Full normalized context passed to every judge.

Scenario-owned judge criteria should live on input. Use metadata for per-run expectations or harness configuration that are not part of the scenario payload.

type RefundContext = JudgeContext<
string,
{ status: "approved" | "denied" },
{ expected: { status: "approved" | "denied" } }
>;
const RefundStatusJudge = createJudge(
"RefundStatusJudge",
({ output, metadata }: RefundContext) => ({
score: output.status === metadata.expected.status ? 1 : 0,
}),
);

TInput = unknown

TOutput extends JsonValue | undefined = JsonValue | undefined

TMetadata extends HarnessMetadata = HarnessMetadata

THarness extends Harness<TInput, TOutput, TMetadata> | undefined = Harness<TInput, TOutput, TMetadata> | undefined

harness: THarness

Harness associated with this judge context.


input: TInput

Original eval input passed to the harness.
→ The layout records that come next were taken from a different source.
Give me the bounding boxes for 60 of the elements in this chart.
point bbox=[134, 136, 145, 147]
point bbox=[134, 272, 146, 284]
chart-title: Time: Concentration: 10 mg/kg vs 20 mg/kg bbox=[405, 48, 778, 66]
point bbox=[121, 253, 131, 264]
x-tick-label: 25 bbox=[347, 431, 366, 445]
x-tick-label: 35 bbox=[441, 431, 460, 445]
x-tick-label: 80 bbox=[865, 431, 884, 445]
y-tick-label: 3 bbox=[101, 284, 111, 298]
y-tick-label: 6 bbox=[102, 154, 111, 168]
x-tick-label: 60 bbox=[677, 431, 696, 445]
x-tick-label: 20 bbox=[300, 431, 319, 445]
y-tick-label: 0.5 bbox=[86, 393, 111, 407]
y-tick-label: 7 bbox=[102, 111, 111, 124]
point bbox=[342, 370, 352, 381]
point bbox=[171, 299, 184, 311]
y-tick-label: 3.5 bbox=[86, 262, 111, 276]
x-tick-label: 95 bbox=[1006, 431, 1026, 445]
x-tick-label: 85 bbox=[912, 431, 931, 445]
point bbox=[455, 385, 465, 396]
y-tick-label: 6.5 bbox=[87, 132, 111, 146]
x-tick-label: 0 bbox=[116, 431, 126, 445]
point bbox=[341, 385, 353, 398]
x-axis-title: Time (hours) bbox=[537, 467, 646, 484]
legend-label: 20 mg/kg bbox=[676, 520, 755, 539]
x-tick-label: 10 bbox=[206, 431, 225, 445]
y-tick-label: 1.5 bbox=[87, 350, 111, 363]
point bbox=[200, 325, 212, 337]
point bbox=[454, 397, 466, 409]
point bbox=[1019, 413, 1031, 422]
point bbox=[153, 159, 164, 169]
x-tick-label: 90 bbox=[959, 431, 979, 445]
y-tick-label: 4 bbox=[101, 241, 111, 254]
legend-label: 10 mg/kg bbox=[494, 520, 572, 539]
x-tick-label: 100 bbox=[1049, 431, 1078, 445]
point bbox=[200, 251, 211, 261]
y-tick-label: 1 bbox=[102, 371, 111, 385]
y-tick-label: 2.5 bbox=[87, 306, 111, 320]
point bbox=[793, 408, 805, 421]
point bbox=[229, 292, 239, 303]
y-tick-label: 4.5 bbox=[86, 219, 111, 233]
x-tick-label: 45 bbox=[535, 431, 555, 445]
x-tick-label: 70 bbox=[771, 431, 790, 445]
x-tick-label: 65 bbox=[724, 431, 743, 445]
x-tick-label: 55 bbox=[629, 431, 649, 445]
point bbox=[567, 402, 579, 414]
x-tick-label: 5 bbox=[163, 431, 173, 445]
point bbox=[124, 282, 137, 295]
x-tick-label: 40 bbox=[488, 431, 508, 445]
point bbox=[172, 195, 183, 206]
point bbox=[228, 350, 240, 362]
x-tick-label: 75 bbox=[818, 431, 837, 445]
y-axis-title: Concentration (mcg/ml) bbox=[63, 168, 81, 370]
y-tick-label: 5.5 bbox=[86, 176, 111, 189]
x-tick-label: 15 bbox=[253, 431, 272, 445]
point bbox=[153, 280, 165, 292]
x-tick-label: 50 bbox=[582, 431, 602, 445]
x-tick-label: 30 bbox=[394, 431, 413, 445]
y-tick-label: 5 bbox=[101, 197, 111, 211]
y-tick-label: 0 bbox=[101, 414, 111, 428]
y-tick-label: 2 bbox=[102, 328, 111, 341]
metadata: Readonly<TMetadata>

Per-run expectations or configuration passed to run(input, { metadata }).


output: TOutput

App-facing output returned by the harness.


run: HarnessRun<TOutput>

Complete normalized harness run being judged.


optional runJudge?: RunJudge

Runs the configured matcher, judge, or suite judge harness with run-scoped context.


session: HarnessRun<TOutput>["session"]

Normalized transcript associated with the harness run.


toolCalls: ToolCallRecord[]

Flattened tool calls observed in the normalized session.